Diese erste Niederschrift muß also von einem qualifizierten Bearbeiter überprüft werden, wobei das Tonband im allgemeinen nochmals ablaufen muß, um überhaupt erst einmal festzulegen, was gesagt worden ist. Dann folgt unter vielen Korrekturen die sachliche, formale und sprachliche Bearbeitung des Wortlauts, der schließlich erneut abgeschrieben oder diktiert werden muß. Drei, wenn nicht vier Arbeitsgänge und ein großer Aufwand an Kräften und Zeit sind also dabei nötig. Noch unrationeller wäre das Verfahren bei Ausschußsitzungen, über die im Parlament in der Regel je nach Wichtigkeit mehr oder weniger gekürzte stenographische Berichte angefertigt werden.

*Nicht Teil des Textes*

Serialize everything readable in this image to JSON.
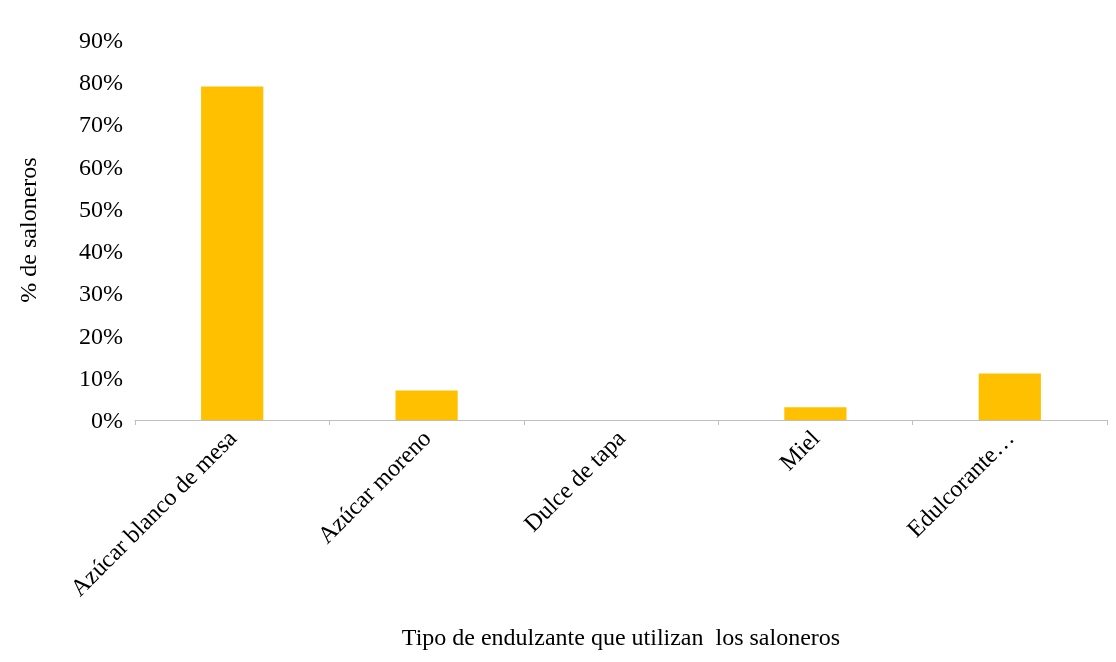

Das praktische Ergebnis ist, daß das Tonband zwar in einer Reihe von Parlamenten zu Archiv- und Kontrollzwecken mitläuft, die stenographische Aufnahme aber die Grundlage bleibt. Parteien und politische Organisationen, Wirtschaftsverbände und Gewerkschaften, wissenschaftliche Vereinigungen und Industriegesellschaften lassen Tagungen und Generalversammlungen nach wie vor oder – nach Erfahrungen mit der Bandaufnahme – wieder von Verhandlungsstenographen aufnehmen, die deshalb oft in Terminschwierigkeiten geraten. Den Parlaments- und Verhandlungsstenographen bietet sich also auch heute ein weites Feld der Betätigung.